The story revolves around three substories, one in a version of 1999 and the other two set in the 24th century.
The first story arc involves a physicist named Michael Kearney, who, with his partner, Brian Tate, will be remembered for discovering that math that allows interstellar travel. We don't see any of that. We see Kearney as a serial murderer who is killing women to keep a being with the head of a horse's skull at a distance.
The second story arc involves Ed Chianese, who starts as a “twink,” someone who puts themself into a box to live in virtual reality. But “Chinese Ed” is a daredevil space pilot who knows the human part of the beach. He gets involved with New Men and then with a “Rickshaw Girl,” who later becomes a “mona,” and then with the circus, where he learns to see the future. In this section, we get some introduction to the kaleidoscopic, splintered, almost cyberpunk world of the future.
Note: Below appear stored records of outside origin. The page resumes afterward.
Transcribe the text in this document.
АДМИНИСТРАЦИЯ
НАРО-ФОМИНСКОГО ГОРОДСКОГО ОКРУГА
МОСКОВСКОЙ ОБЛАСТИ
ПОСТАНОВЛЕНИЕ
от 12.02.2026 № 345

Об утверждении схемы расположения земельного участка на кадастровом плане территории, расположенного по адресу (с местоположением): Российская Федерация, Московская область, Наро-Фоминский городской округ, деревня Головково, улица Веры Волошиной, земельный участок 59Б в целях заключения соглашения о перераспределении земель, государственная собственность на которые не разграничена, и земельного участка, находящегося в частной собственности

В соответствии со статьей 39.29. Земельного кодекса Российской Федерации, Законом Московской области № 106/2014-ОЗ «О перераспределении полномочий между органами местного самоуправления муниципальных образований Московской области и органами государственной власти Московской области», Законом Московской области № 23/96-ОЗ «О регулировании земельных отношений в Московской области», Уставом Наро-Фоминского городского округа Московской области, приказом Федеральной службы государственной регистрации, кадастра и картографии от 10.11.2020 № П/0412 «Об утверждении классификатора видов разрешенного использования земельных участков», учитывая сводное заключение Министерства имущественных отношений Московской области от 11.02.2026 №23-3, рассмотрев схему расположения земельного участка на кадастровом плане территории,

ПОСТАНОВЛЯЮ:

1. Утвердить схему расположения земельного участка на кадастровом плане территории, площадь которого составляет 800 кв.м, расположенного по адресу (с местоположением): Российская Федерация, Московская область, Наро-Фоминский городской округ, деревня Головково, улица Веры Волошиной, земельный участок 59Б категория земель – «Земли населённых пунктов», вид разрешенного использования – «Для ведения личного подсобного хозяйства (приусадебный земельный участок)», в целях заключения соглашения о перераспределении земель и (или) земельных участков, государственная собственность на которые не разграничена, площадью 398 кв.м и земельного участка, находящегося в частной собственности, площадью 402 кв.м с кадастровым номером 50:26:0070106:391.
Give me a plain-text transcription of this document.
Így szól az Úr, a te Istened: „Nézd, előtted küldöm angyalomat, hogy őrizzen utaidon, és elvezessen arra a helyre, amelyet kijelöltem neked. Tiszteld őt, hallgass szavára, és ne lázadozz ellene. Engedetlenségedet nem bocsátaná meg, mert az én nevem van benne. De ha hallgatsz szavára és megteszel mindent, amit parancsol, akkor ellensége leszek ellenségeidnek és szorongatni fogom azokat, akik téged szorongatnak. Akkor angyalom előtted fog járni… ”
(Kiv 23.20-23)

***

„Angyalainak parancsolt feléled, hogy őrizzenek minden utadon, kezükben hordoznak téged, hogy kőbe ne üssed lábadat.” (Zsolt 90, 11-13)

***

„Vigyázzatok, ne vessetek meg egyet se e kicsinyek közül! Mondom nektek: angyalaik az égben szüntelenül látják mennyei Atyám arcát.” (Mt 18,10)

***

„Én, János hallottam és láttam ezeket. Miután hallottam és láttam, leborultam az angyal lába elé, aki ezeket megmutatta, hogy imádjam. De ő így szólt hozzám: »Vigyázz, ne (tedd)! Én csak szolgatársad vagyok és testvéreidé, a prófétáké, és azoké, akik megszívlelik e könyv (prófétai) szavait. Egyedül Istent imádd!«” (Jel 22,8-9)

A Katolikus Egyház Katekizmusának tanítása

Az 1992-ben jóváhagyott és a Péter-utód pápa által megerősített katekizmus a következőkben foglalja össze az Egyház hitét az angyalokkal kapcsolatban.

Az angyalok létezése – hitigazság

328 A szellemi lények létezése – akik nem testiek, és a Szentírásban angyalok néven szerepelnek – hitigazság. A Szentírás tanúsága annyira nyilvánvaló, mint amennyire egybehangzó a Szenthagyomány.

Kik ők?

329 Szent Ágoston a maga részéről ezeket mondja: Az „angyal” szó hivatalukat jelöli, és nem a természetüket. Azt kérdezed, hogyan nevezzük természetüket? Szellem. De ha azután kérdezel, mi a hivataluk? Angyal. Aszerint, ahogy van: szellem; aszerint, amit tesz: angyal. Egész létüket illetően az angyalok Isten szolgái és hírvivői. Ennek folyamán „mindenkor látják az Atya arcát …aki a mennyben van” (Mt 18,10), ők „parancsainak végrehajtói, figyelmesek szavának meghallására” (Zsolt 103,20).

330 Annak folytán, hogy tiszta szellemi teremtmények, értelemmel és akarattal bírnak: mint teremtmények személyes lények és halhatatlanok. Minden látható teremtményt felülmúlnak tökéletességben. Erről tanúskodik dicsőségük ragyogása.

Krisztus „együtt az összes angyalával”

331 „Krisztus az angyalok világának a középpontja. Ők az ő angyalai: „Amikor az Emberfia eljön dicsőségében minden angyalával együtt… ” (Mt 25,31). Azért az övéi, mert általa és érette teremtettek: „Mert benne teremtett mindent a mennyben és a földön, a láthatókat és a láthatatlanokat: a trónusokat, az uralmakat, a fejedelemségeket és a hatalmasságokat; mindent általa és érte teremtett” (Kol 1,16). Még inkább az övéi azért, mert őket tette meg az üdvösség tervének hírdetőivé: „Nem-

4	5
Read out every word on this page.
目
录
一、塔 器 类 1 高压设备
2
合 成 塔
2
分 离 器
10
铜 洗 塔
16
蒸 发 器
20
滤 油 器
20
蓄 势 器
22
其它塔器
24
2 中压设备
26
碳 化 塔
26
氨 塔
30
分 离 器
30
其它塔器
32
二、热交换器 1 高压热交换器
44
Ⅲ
The third arc involves the pilot of a K-ship named Seria Mau Genlicher, who at thirteen was surgically altered to exist in a tank as part of the ship. In this section, we see Seria involved in space battles that are waged in nanoseconds with the highest of technology.
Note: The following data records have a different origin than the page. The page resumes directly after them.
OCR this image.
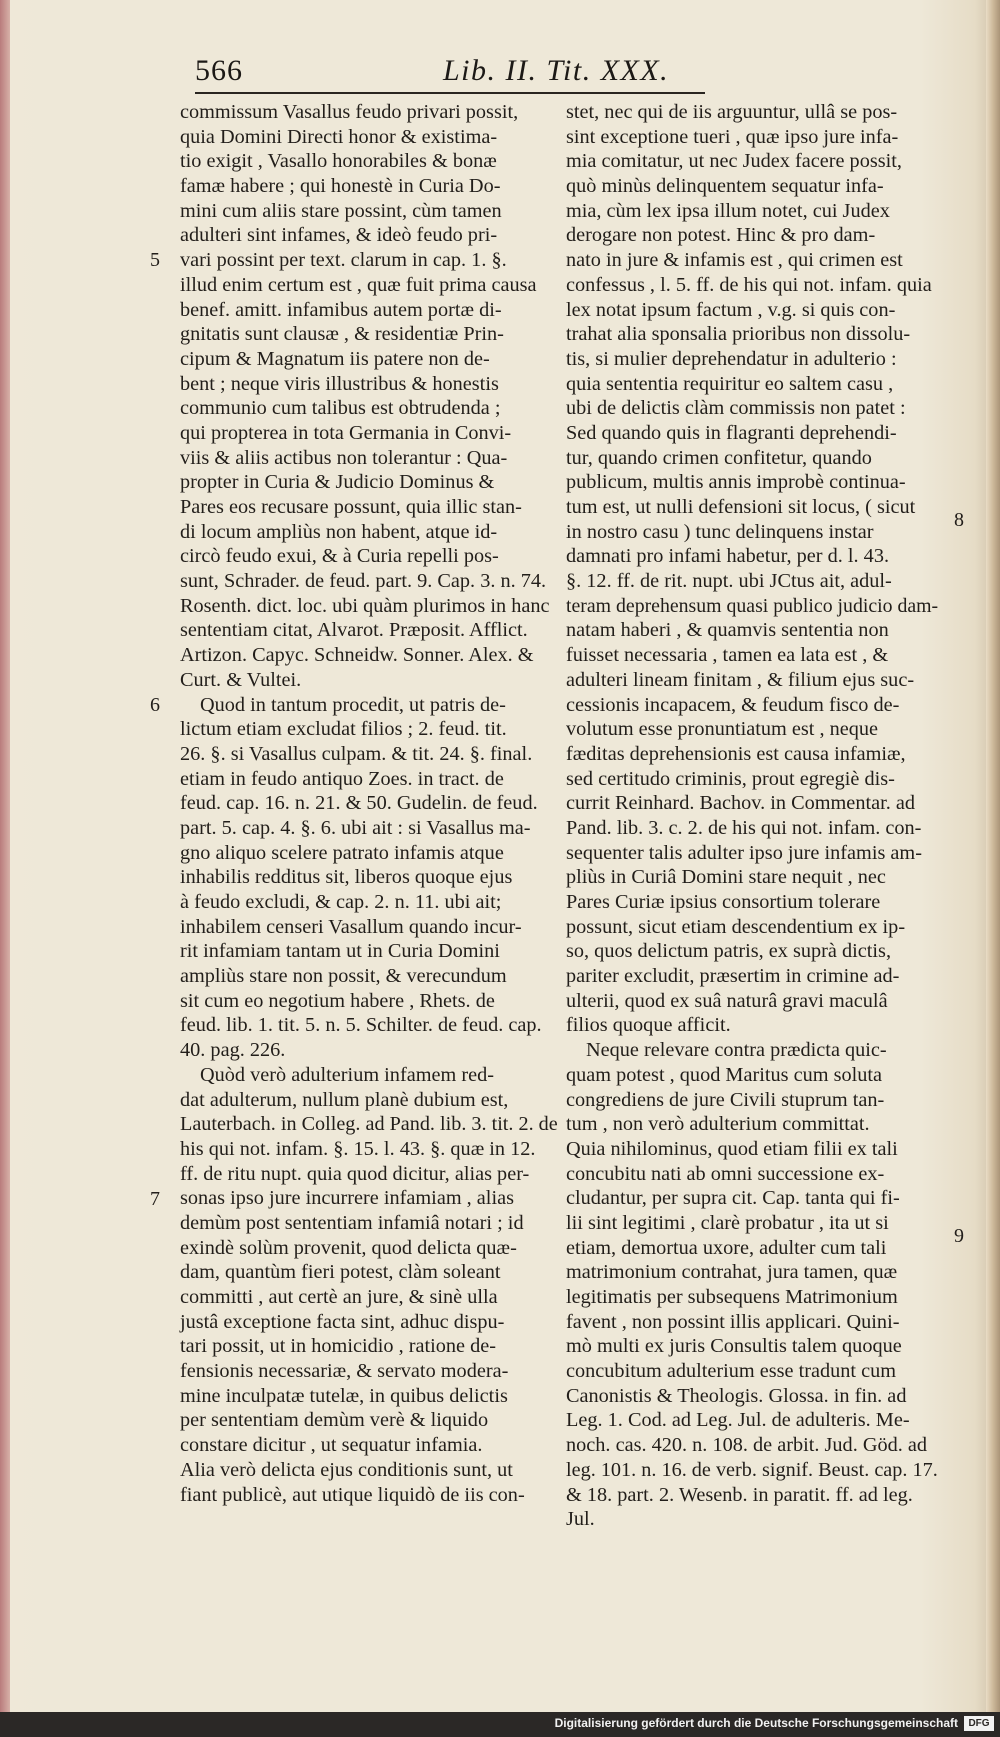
566	Lib. II. Tit. XXX.
commissum Vasallus feudo privari possit,
quia Domini Directi honor & existima-
tio exigit , Vasallo honorabiles & bonæ
famæ habere ; qui honestè in Curia Do-
mini cum aliis stare possint, cùm tamen
adulteri sint infames, & ideò feudo pri-
vari possint per text. clarum in cap. 1. §.
illud enim certum est , quæ fuit prima causa
benef. amitt. infamibus autem portæ di-
gnitatis sunt clausæ , & residentiæ Prin-
cipum & Magnatum iis patere non de-
bent ; neque viris illustribus & honestis
communio cum talibus est obtrudenda ;
qui propterea in tota Germania in Convi-
viis & aliis actibus non tolerantur : Qua-
propter in Curia & Judicio Dominus &
Pares eos recusare possunt, quia illic stan-
di locum ampliùs non habent, atque id-
circò feudo exui, & à Curia repelli pos-
sunt, Schrader. de feud. part. 9. Cap. 3. n. 74.
Rosenth. dict. loc. ubi quàm plurimos in hanc
sententiam citat, Alvarot. Præposit. Afflict.
Artizon. Capyc. Schneidw. Sonner. Alex. &
Curt. & Vultei.
Quod in tantum procedit, ut patris de-
lictum etiam excludat filios ; 2. feud. tit.
26. §. si Vasallus culpam. & tit. 24. §. final.
etiam in feudo antiquo Zoes. in tract. de
feud. cap. 16. n. 21. & 50. Gudelin. de feud.
part. 5. cap. 4. §. 6. ubi ait : si Vasallus ma-
gno aliquo scelere patrato infamis atque
inhabilis redditus sit, liberos quoque ejus
à feudo excludi, & cap. 2. n. 11. ubi ait;
inhabilem censeri Vasallum quando incur-
rit infamiam tantam ut in Curia Domini
ampliùs stare non possit, & verecundum
sit cum eo negotium habere , Rhets. de
feud. lib. 1. tit. 5. n. 5. Schilter. de feud. cap.
40. pag. 226.
Quòd verò adulterium infamem red-
dat adulterum, nullum planè dubium est,
Lauterbach. in Colleg. ad Pand. lib. 3. tit. 2. de
his qui not. infam. §. 15. l. 43. §. quæ in 12.
ff. de ritu nupt. quia quod dicitur, alias per-
sonas ipso jure incurrere infamiam , alias
demùm post sententiam infamiâ notari ; id
exindè solùm provenit, quod delicta quæ-
dam, quantùm fieri potest, clàm soleant
committi , aut certè an jure, & sinè ulla
justâ exceptione facta sint, adhuc dispu-
tari possit, ut in homicidio , ratione de-
fensionis necessariæ, & servato modera-
mine inculpatæ tutelæ, in quibus delictis
per sententiam demùm verè & liquido
constare dicitur , ut sequatur infamia.
Alia verò delicta ejus conditionis sunt, ut
fiant publicè, aut utique liquidò de iis con-
stet, nec qui de iis arguuntur, ullâ se pos-
sint exceptione tueri , quæ ipso jure infa-
mia comitatur, ut nec Judex facere possit,
quò minùs delinquentem sequatur infa-
mia, cùm lex ipsa illum notet, cui Judex
derogare non potest. Hinc & pro dam-
nato in jure & infamis est , qui crimen est
confessus , l. 5. ff. de his qui not. infam. quia
lex notat ipsum factum , v.g. si quis con-
trahat alia sponsalia prioribus non dissolu-
tis, si mulier deprehendatur in adulterio :
quia sententia requiritur eo saltem casu ,
ubi de delictis clàm commissis non patet :
Sed quando quis in flagranti deprehendi-
tur, quando crimen confitetur, quando
publicum, multis annis improbè continua-
tum est, ut nulli defensioni sit locus, ( sicut
in nostro casu ) tunc delinquens instar
damnati pro infami habetur, per d. l. 43.
§. 12. ff. de rit. nupt. ubi JCtus ait, adul-
teram deprehensum quasi publico judicio dam-
natam haberi , & quamvis sententia non
fuisset necessaria , tamen ea lata est , &
adulteri lineam finitam , & filium ejus suc-
cessionis incapacem, & feudum fisco de-
volutum esse pronuntiatum est , neque
fæditas deprehensionis est causa infamiæ,
sed certitudo criminis, prout egregiè dis-
currit Reinhard. Bachov. in Commentar. ad
Pand. lib. 3. c. 2. de his qui not. infam. con-
sequenter talis adulter ipso jure infamis am-
pliùs in Curiâ Domini stare nequit , nec
Pares Curiæ ipsius consortium tolerare
possunt, sicut etiam descendentium ex ip-
so, quos delictum patris, ex suprà dictis,
pariter excludit, præsertim in crimine ad-
ulterii, quod ex suâ naturâ gravi maculâ
filios quoque afficit.
Neque relevare contra prædicta quic-
quam potest , quod Maritus cum soluta
congrediens de jure Civili stuprum tan-
tum , non verò adulterium committat.
Quia nihilominus, quod etiam filii ex tali
concubitu nati ab omni successione ex-
cludantur, per supra cit. Cap. tanta qui fi-
lii sint legitimi , clarè probatur , ita ut si
etiam, demortua uxore, adulter cum tali
matrimonium contrahat, jura tamen, quæ
legitimatis per subsequens Matrimonium
favent , non possint illis applicari. Quini-
mò multi ex juris Consultis talem quoque
concubitum adulterium esse tradunt cum
Canonistis & Theologis. Glossa. in fin. ad
Leg. 1. Cod. ad Leg. Jul. de adulteris. Me-
noch. cas. 420. n. 108. de arbit. Jud. Göd. ad
leg. 101. n. 16. de verb. signif. Beust. cap. 17.
& 18. part. 2. Wesenb. in paratit. ff. ad leg.
Jul.
5
6
7
8
9
Digitalisierung gefördert durch die Deutsche Forschungsgemeinschaft	DFG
It turns out that the three story arcs lead to the same place with the same entity.
All of this sounds good, and it really is. Unfortunately, there is so much that is repulsive, as well. For example, the characters are not likable. They are all psychopathic users concerned about themselves first and last. This makes it difficult to care about any of them. Ultimately what pulled me along was finding out what was going on.
Likewise, there is so much wasted text. As little as I cared about Kearney, I cared even less for his wife Anna or his sexual hangups. Likewise, I'm sure that Sandra Shen's training of Ed Chianese with the tank he used to see the future was important, but it went on for far too long, as did the interlude with the New Men (and his adulterous screwing of the New Man's wife.)
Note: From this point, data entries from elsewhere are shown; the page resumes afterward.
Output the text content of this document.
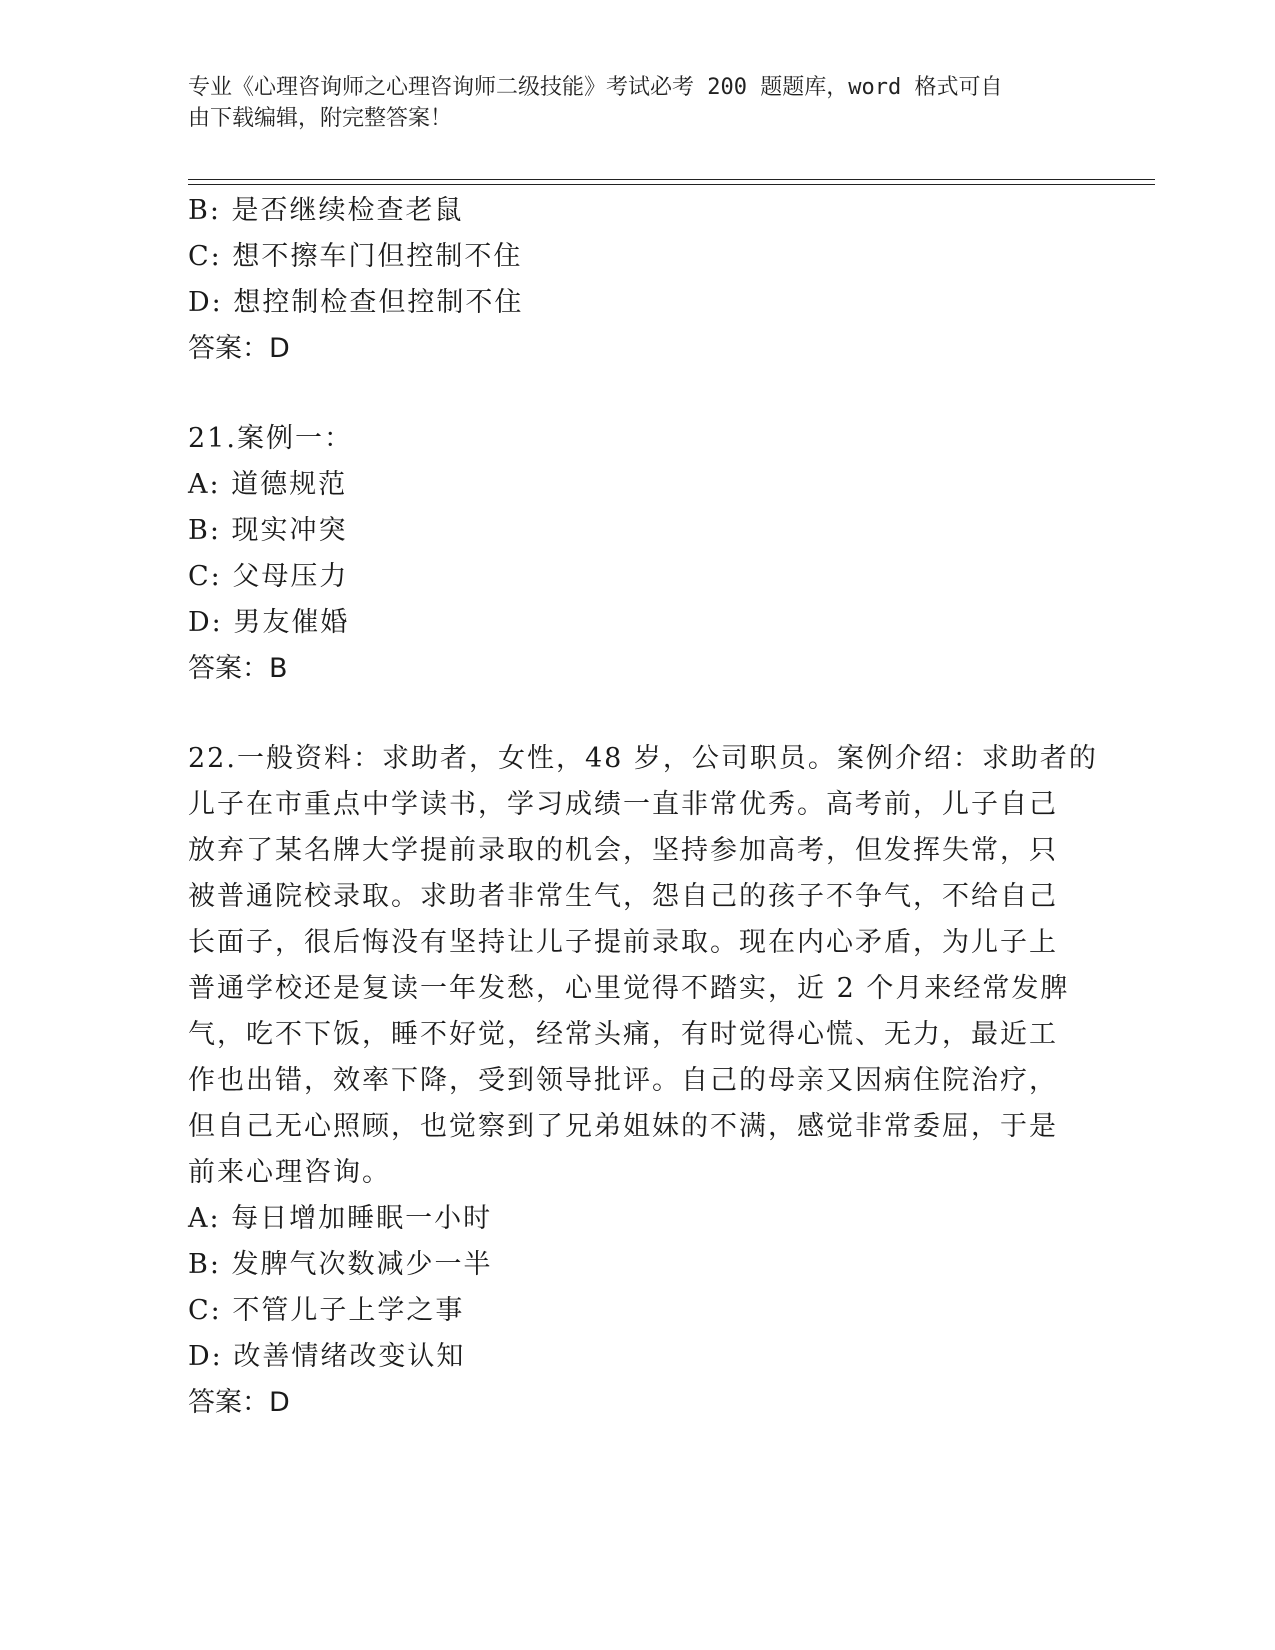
专业《心理咨询师之心理咨询师二级技能》考试必考 200 题题库，word 格式可自
由下载编辑，附完整答案！
B: 是否继续检查老鼠
C: 想不擦车门但控制不住
D: 想控制检查但控制不住
答案：D
21.案例一：
A: 道德规范
B: 现实冲突
C: 父母压力
D: 男友催婚
答案：B
22.一般资料：求助者，女性，48 岁，公司职员。案例介绍：求助者的
儿子在市重点中学读书，学习成绩一直非常优秀。高考前，儿子自己
放弃了某名牌大学提前录取的机会，坚持参加高考，但发挥失常，只
被普通院校录取。求助者非常生气，怨自己的孩子不争气，不给自己
长面子，很后悔没有坚持让儿子提前录取。现在内心矛盾，为儿子上
普通学校还是复读一年发愁，心里觉得不踏实，近 2 个月来经常发脾
气，吃不下饭，睡不好觉，经常头痛，有时觉得心慌、无力，最近工
作也出错，效率下降，受到领导批评。自己的母亲又因病住院治疗，
但自己无心照顾，也觉察到了兄弟姐妹的不满，感觉非常委屈，于是
前来心理咨询。
A: 每日增加睡眠一小时
B: 发脾气次数减少一半
C: 不管儿子上学之事
D: 改善情绪改变认知
答案：D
Another thing I got tired of was the sex. The story was obsessed with sex like it was at the forefront of the New Wave in the 1960s when that kind of thing was avant-garde. Now, it just seems like a dirty old man getting his rocks off - it didn't advance the plot, it was repetitive, it wasn't even interesting.
So, there were good things in the book that interested and captivated me and there were things that repelled and annoyed me. I don't regret reading the book. I may go back and re-read the second installment, Nova Swing, to see if I get more out of it this time.